Pertumbuhan industri kripto di Indonesia tidak lepas dari ekosistem yang semakin matang, dengan hanya 11 platform perdagangan aset kripto yang resmi beroperasi di bawah pengawasan Bappebti, seperti Tokocrypto, Indodax, dan Pintu, yang telah terdaftar sebagai Pedagang Fisik Aset Kripto. Regulasi ini, termasuk Peraturan Bappebti Nomor 13 Tahun 2022 tentang Pedoman Penyelenggaraan Perdagangan Pasar Fisik Aset Kripto, telah memberikan kejelasan bagi pelaku usaha dan investor, sehingga mendorong kepatuhan pajak yang lebih baik. DJP sendiri telah menerapkan mekanisme pemotongan PPh 22 sebesar 0,1% untuk transaksi jual aset kripto dan PPN 1,1% (0,11% dipungut oleh penyelenggara), yang efektif sejak Mei 2022, menghasilkan penerimaan stabil meski pasar kripto fluktuatif. Hingga September 2025 saja, penerimaan pajak kripto sudah mencapai Rp1,71 triliun, dan naik menjadi Rp1,76 triliun pada Oktober, menandakan momentum positif di akhir tahun.
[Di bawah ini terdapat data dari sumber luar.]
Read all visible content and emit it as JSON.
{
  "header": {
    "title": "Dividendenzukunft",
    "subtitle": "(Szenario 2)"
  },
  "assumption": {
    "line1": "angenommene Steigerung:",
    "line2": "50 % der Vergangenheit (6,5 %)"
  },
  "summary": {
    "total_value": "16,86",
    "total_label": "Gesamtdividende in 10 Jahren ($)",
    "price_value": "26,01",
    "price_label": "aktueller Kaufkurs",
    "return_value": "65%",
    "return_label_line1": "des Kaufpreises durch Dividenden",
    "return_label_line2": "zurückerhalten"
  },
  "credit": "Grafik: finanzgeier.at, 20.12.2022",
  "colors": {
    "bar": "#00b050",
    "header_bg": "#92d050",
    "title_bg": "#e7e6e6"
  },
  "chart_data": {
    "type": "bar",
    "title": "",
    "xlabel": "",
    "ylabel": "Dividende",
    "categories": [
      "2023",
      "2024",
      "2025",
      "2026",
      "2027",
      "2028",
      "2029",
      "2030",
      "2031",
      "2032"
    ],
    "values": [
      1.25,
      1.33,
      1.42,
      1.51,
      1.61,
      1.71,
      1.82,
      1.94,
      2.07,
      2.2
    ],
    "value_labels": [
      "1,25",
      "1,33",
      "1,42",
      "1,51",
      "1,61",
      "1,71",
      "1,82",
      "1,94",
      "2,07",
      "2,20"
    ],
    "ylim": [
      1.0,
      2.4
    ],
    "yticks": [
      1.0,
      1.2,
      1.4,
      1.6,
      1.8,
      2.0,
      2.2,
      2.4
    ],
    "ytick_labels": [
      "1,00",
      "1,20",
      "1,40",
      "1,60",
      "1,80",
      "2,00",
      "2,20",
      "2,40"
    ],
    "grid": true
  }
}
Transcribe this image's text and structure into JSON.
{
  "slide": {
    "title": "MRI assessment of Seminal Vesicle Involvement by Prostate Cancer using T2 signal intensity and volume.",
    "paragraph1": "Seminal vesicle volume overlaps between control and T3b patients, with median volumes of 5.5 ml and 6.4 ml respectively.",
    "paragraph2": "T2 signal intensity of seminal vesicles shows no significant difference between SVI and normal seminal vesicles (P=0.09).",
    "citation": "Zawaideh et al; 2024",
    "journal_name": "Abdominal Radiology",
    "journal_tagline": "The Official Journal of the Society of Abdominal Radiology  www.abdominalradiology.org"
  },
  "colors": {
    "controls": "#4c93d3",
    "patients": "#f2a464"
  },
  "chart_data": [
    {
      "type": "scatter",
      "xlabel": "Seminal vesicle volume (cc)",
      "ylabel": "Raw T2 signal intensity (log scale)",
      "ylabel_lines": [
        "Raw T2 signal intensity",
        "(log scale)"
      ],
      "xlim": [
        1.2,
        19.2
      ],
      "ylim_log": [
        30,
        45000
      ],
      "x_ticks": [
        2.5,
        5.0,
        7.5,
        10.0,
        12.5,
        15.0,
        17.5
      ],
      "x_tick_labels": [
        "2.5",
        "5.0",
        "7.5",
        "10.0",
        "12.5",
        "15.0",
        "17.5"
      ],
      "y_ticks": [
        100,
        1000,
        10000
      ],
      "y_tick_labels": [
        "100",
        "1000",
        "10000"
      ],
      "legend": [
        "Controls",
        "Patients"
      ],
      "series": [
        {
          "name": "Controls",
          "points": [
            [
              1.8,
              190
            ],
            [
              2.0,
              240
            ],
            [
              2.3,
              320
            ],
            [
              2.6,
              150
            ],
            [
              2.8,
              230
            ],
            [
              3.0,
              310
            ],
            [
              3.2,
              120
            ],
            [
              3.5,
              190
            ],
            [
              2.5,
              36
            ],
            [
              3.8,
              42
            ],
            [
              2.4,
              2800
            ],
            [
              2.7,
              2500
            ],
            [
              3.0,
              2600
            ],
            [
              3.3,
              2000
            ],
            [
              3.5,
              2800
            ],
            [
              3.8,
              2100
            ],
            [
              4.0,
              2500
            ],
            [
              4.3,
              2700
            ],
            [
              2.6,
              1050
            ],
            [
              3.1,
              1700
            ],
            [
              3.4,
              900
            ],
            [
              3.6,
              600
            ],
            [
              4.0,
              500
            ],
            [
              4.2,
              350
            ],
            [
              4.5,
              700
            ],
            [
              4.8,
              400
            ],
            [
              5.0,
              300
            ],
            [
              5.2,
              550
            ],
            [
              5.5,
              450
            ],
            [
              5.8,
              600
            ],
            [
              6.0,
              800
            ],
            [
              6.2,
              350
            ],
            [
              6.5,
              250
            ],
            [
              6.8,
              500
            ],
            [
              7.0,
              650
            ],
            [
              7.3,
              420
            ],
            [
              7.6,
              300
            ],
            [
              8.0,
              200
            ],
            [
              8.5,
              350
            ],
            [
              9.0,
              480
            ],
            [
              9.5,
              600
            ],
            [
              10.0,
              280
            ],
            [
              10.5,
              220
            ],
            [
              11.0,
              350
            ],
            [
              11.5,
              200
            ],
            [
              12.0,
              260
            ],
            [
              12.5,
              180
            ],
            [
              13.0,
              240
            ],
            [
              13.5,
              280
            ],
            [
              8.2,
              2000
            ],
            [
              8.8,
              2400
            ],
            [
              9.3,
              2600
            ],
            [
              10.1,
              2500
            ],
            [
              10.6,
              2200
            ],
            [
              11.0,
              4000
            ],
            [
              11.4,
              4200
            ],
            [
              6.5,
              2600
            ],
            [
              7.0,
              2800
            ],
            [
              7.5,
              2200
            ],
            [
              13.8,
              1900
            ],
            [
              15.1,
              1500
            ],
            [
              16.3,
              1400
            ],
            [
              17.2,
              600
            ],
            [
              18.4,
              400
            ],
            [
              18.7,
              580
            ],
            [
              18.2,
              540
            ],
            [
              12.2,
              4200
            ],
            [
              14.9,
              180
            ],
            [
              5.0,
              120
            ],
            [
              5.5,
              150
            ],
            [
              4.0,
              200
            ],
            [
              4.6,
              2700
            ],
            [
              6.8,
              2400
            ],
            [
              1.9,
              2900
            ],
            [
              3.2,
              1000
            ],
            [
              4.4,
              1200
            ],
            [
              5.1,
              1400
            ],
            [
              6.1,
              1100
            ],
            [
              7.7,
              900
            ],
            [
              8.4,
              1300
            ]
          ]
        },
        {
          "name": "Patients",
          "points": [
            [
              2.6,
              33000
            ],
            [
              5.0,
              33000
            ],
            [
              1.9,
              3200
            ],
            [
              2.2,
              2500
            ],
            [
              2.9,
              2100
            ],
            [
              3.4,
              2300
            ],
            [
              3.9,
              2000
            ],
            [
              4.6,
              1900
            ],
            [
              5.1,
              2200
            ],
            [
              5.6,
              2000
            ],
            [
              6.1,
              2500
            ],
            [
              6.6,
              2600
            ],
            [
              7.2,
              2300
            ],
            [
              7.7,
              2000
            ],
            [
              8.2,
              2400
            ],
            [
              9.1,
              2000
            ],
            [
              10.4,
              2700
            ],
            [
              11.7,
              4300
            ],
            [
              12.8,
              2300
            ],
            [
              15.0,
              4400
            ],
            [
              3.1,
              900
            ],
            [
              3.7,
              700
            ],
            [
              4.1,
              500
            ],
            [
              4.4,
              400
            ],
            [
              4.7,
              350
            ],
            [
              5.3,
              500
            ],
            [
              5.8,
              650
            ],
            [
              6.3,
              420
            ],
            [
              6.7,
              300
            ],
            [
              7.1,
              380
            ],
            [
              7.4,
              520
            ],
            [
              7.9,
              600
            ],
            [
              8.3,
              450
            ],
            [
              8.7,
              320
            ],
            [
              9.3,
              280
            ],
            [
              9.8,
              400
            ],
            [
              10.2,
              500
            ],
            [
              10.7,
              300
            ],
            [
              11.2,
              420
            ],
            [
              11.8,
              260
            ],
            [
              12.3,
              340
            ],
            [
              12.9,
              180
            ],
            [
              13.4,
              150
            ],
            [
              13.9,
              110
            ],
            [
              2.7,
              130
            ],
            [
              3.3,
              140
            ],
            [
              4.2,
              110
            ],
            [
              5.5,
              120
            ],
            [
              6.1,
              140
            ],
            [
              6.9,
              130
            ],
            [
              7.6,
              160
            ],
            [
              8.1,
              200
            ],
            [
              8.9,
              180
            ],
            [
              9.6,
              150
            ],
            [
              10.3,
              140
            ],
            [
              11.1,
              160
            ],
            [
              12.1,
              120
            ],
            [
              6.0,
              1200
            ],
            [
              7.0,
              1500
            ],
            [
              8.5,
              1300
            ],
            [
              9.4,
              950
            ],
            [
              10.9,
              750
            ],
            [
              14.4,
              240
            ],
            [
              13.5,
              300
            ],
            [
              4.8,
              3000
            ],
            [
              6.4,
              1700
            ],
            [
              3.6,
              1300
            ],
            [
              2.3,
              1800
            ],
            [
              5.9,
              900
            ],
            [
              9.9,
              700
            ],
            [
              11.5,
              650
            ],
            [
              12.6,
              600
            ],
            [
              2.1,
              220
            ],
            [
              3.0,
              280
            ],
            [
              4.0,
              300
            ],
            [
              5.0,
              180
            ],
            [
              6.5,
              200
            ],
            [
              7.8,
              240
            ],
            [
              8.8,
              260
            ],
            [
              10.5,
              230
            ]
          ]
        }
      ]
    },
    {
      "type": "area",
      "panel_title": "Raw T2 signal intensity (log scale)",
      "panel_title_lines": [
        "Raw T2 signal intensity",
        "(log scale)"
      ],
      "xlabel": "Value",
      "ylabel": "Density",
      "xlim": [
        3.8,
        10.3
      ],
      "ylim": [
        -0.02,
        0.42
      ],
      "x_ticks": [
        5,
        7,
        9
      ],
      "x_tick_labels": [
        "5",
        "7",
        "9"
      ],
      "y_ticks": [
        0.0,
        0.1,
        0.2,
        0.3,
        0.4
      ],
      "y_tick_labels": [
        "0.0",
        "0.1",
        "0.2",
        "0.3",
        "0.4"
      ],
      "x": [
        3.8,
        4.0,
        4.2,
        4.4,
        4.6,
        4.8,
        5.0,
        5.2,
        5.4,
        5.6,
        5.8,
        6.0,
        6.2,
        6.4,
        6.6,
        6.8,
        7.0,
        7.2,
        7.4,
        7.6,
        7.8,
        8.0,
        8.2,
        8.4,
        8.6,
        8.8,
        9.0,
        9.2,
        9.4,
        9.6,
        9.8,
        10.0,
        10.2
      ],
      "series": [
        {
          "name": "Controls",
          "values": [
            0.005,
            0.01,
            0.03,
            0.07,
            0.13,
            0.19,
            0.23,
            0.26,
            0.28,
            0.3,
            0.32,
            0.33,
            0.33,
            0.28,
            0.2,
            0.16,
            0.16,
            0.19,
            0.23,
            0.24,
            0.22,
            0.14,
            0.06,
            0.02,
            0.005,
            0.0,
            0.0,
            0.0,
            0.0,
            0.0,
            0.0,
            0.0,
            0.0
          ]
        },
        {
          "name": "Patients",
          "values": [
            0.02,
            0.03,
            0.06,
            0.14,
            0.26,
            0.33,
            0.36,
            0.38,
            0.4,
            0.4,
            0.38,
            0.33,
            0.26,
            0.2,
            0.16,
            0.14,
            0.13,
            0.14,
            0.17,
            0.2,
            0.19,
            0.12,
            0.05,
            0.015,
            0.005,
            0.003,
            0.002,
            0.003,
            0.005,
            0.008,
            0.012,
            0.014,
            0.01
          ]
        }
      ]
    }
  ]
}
Kontribusi ini tidak hanya menambah pundi-pundi negara tapi juga menegaskan posisi Indonesia sebagai salah satu pasar kripto terbesar di Asia Tenggara, dengan lebih dari 500 aset kripto yang terdaftar secara resmi. Pemerintah optimistis bahwa sektor ini akan terus berkembang, terutama dengan integrasi teknologi blockchain ke sektor riil seperti pembayaran digital dan DeFi, yang potensial menambah penerimaan pajak hingga Rp2 triliun pada 2026. Namun, tantangan seperti volatilitas harga dan risiko penipuan tetap menjadi perhatian, dengan DJP terus memperkuat pengawasan melalui kolaborasi dengan Bappebti dan OJK untuk memastikan kepatuhan. Dengan 11 platform resmi yang menguasai 90% transaksi kripto nasional, industri ini diharapkan menjadi penyumbang pajak utama di era digital Indonesia.